The story of this tourist attraction is
quite interesting. After the
eruption of Eyjafjallajokull in 2010 which stopped all international aircraft,(
17000 flights had to be cancelled) National Geographic wanted to do a feature
on the structure of a magma
chamber and paid for a lift to transport cameras and so on 150 feet to the
floor of the chamber. Afterwards,
an entrepreneur took over the equipment for lowering us tourists and had done
very well.
At the base camp we are given helmets and
harnesses and get into a little lift on a cable in our groups.. The lift is open sided and slow and I
watch the folded layers of rock as we go down. Every so often wheels on the side of the cage bump the sides
of the tube.
The first thing I notice on disembarking
the lift is that my sense of balance is all to hell. I am grateful for the ropes that encircle the chamber as I clamber
the route up and down the tumbled rocks.
The colours on the walls of the dimly lit cavern are every shade of brown and
ochre and black. Above us is a
nasty nostril of a lave tunnel with a smear of black around its opening.
I think what I experience most in the
crater is a sense of deadness.

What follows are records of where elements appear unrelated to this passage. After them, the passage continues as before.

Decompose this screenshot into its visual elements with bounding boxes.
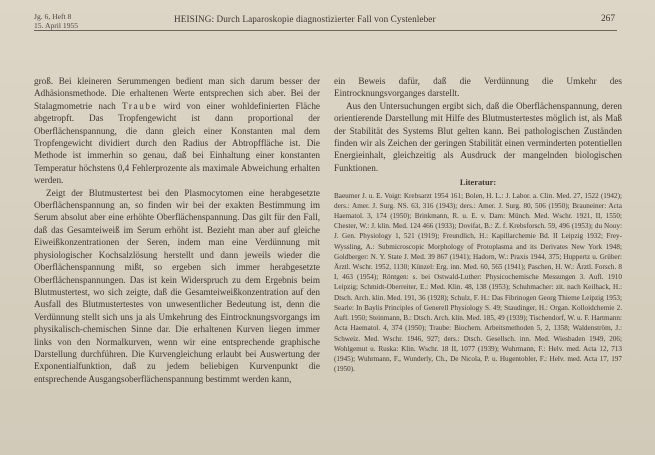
running-head <box>34 8 637 54</box>
references-list: Baeumer J. u. E. Voigt: Krebsarzt 1954 161; Bolen, H. L.: J. Labor. a. Clin. Med. 27, 1522 (1942); ders.: Amer. J. Surg. NS. 63, 316 (1943); ders.: Amer. J. Surg. 80, 506 (1950); Brauneiner: Acta Haematol. 3, 174 (1950); Brinkmann, R. u. E. v. Dam: Münch. Med. Wschr. 1921, II, 1550; Chester, W.: J. klin. Med. 124 466 (1933); Dovifat, B.: Z. f. Krebsforsch. 59, 496 (1953); du Nouy: J. Gen. Physiology 1, 521 (1919); Freundlich, H.: Kapillarchemie Bd. II Leipzig 1932; Frey-Wyssling, A.: Submicroscopic Morphology of Protoplasma and its Derivates New York 1948; Goldberger: N. Y. State J. Med. 39 867 (1941); Hadorn, W.: Praxis 1944, 375; Huppertz u. Grüber: Ärztl. Wschr. 1952, 1130; Künzel: Erg. inn. Med. 60, 565 (1941); Paschen, H. W.: Ärztl. Forsch. 8 I, 463 (1954); Röntgen: s. bei Ostwald-Luther: Physicochemische Messungen 3. Aufl. 1910 Leipzig; Schmidt-Oberreiter, E.: Med. Klin. 48, 138 (1953); Schuhmacher: zit. nach Keilhack, H.: Dtsch. Arch. klin. Med. 191, 36 (1928); Schulz, F. H.: Das Fibrinogen Georg Thieme Leipzig 1953; Searle: In Baylis Principles of Generell Physiology S. 49; Staudinger, H.: Organ. Kolloidchemie 2. Aufl. 1950; Steinmann, B.: Dtsch. Arch. klin. Med. 185, 49 (1939); Tischendorf, W. u. F. Hartmann: Acta Haematol. 4, 374 (1950); Traube: Biochem. Arbeitsmethoden 5, 2, 1358; Waldenström, J.: Schweiz. Med. Wschr. 1946, 927; ders.: Dtsch. Gesellsch. inn. Med. Wiesbaden 1949, 206; Wohlgemut u. Ruska: Klin. Wschr. 18 II, 1077 (1939); Wuhrmann, F.: Helv. med. Acta 12, 713 (1945); Wuhrmann, F., Wunderly, Ch., De Nicola, P. u. Hugentobler, F.: Helv. med. Acta 17, 197 (1950). <box>334 191 622 374</box>
journal-date: 15. April 1955 <box>34 21 79 30</box>
paragraph-blood-pattern-test: Zeigt der Blutmustertest bei den Plasmocytomen eine herabgesetzte Oberflächenspannung an, so finden wir bei der exakten Bestimmung im Serum absolut aber eine erhöhte Oberflächenspannung. Das gilt für den Fall, daß das Gesamteiweiß im Serum erhöht ist. Bezieht man aber auf gleiche Eiweißkonzentrationen der Seren, indem man eine Verdünnung mit physiologischer Kochsalzlösung herstellt und dann jeweils wieder die Oberflächenspannung mißt, so ergeben sich immer herabgesetzte Oberflächenspannungen. Das ist kein Widerspruch zu dem Ergebnis beim Blutmustertest, wo sich zeigte, daß die Gesamteiweißkonzentration auf den Ausfall des Blutmustertestes von unwesentlicher Bedeutung ist, denn die Verdünnung stellt sich uns ja als Umkehrung des Eintrocknungsvorgangs im physikalisch-chemischen Sinne dar. Die erhaltenen Kurven liegen immer links von den Normalkurven, wenn wir eine entsprechende graphische Darstellung durchführen. Die Kurvengleichung erlaubt bei Auswertung der Exponentialfunktion, daß zu jedem beliebigen Kurvenpunkt die entsprechende Ausgangsoberflächenspannung bestimmt werden kann, <box>34 187 320 384</box>
paragraph-dilution: ein Beweis dafür, daß die Verdünnung die Umkehr des Eintrocknungsvorganges darstellt. <box>334 76 622 99</box>
author-name-traube: Traube <box>121 100 158 111</box>
page-number: 267 <box>600 14 615 24</box>
paragraph-stalagmometry <box>34 75 320 187</box>
running-title: HEISING: Durch Laparoskopie diagnostizierter Fall von Cystenleber <box>174 14 436 24</box>
paragraph-conclusion: Aus den Untersuchungen ergibt sich, daß die Oberflächenspannung, deren orientierende Darstellung mit Hilfe des Blutmustertestes möglich ist, als Maß der Stabilität des Systems Blut gelten kann. Bei pathologischen Zuständen finden wir als Zeichen der geringen Stabilität einen verminderten potentiellen Energieinhalt, gleichzeitig als Ausdruck der mangelnden biologischen Funktionen. <box>334 100 622 173</box>
references-heading: Literatur: <box>459 178 497 188</box>
right-column <box>334 75 622 374</box>
left-column <box>34 75 320 385</box>
header-rule <box>34 30 617 31</box>
paragraph-text: wird von einer wohldefinierten Fläche abgetropft. Das Tropfengewicht ist dann proportional der Oberflächenspannung, die dann gleich einer Konstanten mal dem Tropfengewicht dividiert durch den Radius der Abtropffläche ist. Die Methode ist immerhin so genau, daß bei Einhaltung einer konstanten Temperatur höchstens 0,4 Fehlerprozente als maximale Abweichung erhalten werden. <box>34 100 321 186</box>
journal-volume-issue: Jg. 6, Heft 8 <box>34 12 72 21</box>
paragraph-text: groß. Bei kleineren Serummengen bedient man sich darum besser der Adhäsionsmethode. Die erhaltenen Werte entsprechen sich aber. Bei der Stalagmometrie nach <box>34 76 320 111</box>
journal-issue-info <box>34 12 78 30</box>
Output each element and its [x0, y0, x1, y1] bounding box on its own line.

All
that wild turbulence come to rest and not a living creature (other than silly
volcano pilgrims like us) choosing to come here. Other caves I’ve been in seem part of a life cycle, albeit a
slow one. Stalagmites and stalagtites
accrete their millimetres over centuries - but nothing happens here.
We were given a bowl of lamb soup on
getting back to the top. I was a
bit cross because I wanted to stay down in the chamber for longer in case the
deep earth had anything more to whisper to me, but the tour processed us like
sausages. The soup, was nice but
the weather had got a lot worse on the top with clouds of mist and wild wind
and lashing rain. “There’s a storm
coming” said the girls. They
didn’t want me to go alone but I argued it was safer if I was slow and steady
on my own and anyway they could pick me up if they passed me prostrate in my
yellow raincoat on the moor.
In fact it was an arduous but uplifting
slog back to the roadhouse. I
licked the sweet rain from round my mouth and held my own against the wind and
took time to touch the little pink flowers and the feathery lichen. There was nobody anywhere for a long
time and then two young ones came running past like horses whinnying at the
weather in their yellow raincoats.
Grant was waiting for me at the roadhouse
and I was soaked so we decided to forgo the delights of sleeping in the van
that night and went to a little village, Stokkseyri which had a renowned
langoustine restaurant, Fjorubordin.
The village had been a lively fishing place until quotas were
imposed. Our hostel was an old
fish factory and had been turned into an art gallery and rather hokey looking
ghost museum. It was huge and
empty apart from the little nest like bedrooms round the edge of the big hall each of which were a pair or
maybe three tourists.
Our langoustines were delicious and I
completely forgot my soggy shoes as we cracked open the shells and went “Mmmm”
again and again. What a good day
it had been.
Oh! Memories of desolate, windswept Mt Etna are flooding into my mind.